# 1 Standard Wank
Earlier this afternoon I wished I had one of those T-shirts that Justin Nurse made, and which him made so unpopular with Standard Bank. I discovered today that they have been allowing an unknown person/entity (not MWeb, because I checked my account with them, and although they will also be losing my custom in the next 18 months or so, did not appear to be culpable here) to charge a monthly debit order against a credit card account that has been closed for more than two years. According to my statement I paid twice for my 3G/HSDPA contract this month.
I felt deeply injured, furious, in fact, and was determined to be satisfied, preferably in a duel to the death with someone from their customer service department. Weapons? Bare hands. I ranted on the phone, using terms and phrases such as “protection for the consumer inherent in the FICA regulations” and “ABSOLUTELY no proof of ANY such agreement between myself and the third party” and “isn’t there a banking ombud? There should be, because I have a story to tell him”. It was all at least as emotional as it sounds.
It took a perfectly reasonable woman called Venice (not like in Italy, but pronounced like Denise with a V), only a few hours of digging to discovered that MWeb had not been double-charging me. Since I knew that already, this nearly aggravated me even more. “This is absolutely certain,” Venice said, and it was hard not to throw down a glove. Turned out, however, that MWeb HAD been charging the old account and that “someone in the bank has been transferring the cost manually to the new account” but neglected to transfer a credit for the debited amount this month… or something like that. Nothing is simple in banking.
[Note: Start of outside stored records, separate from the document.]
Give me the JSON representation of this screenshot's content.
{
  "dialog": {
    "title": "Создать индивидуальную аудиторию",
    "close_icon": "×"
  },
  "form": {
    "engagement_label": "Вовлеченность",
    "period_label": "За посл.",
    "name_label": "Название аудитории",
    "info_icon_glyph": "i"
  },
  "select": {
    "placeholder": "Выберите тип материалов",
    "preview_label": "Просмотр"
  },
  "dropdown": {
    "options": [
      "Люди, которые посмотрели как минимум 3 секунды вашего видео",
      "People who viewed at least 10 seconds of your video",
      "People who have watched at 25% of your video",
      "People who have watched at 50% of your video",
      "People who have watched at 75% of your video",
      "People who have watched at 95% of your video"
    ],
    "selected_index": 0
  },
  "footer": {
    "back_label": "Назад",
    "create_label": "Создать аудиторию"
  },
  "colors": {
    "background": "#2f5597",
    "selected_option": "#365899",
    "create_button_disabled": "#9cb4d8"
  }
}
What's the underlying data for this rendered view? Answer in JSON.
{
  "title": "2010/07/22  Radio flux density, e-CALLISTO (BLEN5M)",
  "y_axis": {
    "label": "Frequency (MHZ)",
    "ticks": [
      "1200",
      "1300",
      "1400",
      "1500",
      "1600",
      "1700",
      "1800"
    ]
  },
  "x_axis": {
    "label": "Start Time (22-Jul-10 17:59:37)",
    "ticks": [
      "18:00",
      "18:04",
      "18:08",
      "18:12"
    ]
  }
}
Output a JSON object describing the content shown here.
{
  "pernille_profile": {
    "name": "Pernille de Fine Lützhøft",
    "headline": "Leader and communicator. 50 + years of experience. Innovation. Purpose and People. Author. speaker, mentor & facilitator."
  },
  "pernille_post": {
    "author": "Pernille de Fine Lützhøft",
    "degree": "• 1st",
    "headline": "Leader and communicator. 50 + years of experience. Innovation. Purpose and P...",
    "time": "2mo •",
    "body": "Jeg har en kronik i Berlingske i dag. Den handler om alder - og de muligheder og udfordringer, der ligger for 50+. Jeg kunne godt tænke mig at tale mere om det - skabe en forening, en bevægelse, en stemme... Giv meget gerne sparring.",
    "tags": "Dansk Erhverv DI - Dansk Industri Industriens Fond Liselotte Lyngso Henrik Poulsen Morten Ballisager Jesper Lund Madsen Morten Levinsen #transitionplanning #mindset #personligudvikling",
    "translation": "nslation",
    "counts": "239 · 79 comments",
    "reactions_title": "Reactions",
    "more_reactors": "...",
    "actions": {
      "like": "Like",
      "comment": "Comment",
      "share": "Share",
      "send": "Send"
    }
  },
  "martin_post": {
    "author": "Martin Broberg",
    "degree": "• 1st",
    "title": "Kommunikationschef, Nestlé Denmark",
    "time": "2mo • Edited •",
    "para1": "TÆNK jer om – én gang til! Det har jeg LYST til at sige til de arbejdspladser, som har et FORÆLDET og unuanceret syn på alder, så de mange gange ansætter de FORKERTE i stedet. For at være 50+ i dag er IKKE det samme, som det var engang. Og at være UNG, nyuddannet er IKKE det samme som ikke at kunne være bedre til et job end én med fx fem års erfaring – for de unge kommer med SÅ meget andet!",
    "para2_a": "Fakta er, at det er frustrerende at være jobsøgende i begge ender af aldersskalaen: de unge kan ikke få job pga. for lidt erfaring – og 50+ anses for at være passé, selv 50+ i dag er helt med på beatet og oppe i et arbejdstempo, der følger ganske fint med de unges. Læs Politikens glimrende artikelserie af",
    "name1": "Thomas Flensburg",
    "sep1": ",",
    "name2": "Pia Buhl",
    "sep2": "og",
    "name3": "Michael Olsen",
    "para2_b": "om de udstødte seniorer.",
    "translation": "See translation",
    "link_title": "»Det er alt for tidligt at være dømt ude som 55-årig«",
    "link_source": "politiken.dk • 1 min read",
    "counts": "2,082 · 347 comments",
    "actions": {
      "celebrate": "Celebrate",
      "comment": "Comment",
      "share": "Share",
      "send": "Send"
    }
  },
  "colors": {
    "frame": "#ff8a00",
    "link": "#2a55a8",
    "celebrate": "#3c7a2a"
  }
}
That’s why they drive their customers crazy. She sounded a little like that SABC journalist reporting from KZN during the ’94 elections who said, “somewhere, votes are being counted” after a couple of boxes went astray. Anyway. Venice also said she was going to credit my account, but will I phone MWeb and change the banking details? Which I did. All sorted out. So I had no beef with SB in the end, but I did get very worked up, which was exhausting.
# 2 Black dog
So after the extremely tiring event of sorting out my credit card statement, the black dog came, mainly because I actually had to look at said statement and realised that I was in quite a bit deeper than I thought. I must have suspected this all along, which would explain why I have been igorning it in the first place. It was not only that, probably. I worked hard on my essay, I finished at 5.30 on Thursday morning, slept, woke up at one and proof-read it before I dropped it off. All good, one could argue. But it has been such a protracted and intensive event that I should have expected the Big Dip. I am going to make a new page and call it “Academe” and put that stuff there. Just so that you don’t think I am making all this shit up.
# 3 Europe’s funniest commercial
Unfortunately for the black dog Mandy sent me this… which cheered me up enough to pour myself a gin.
# 4 Good advice to self
1. Check credit card statement every month. It is empowering and can save money.
2. Cancel party dates when it is cold and preferable to stay on the couch and watch the e-tv Friday night action flick.
3. Remebember never to have children. Be especially wary around folks who have very cute and well-behaved kids. They can easily dupe you into thinking that all children are like that.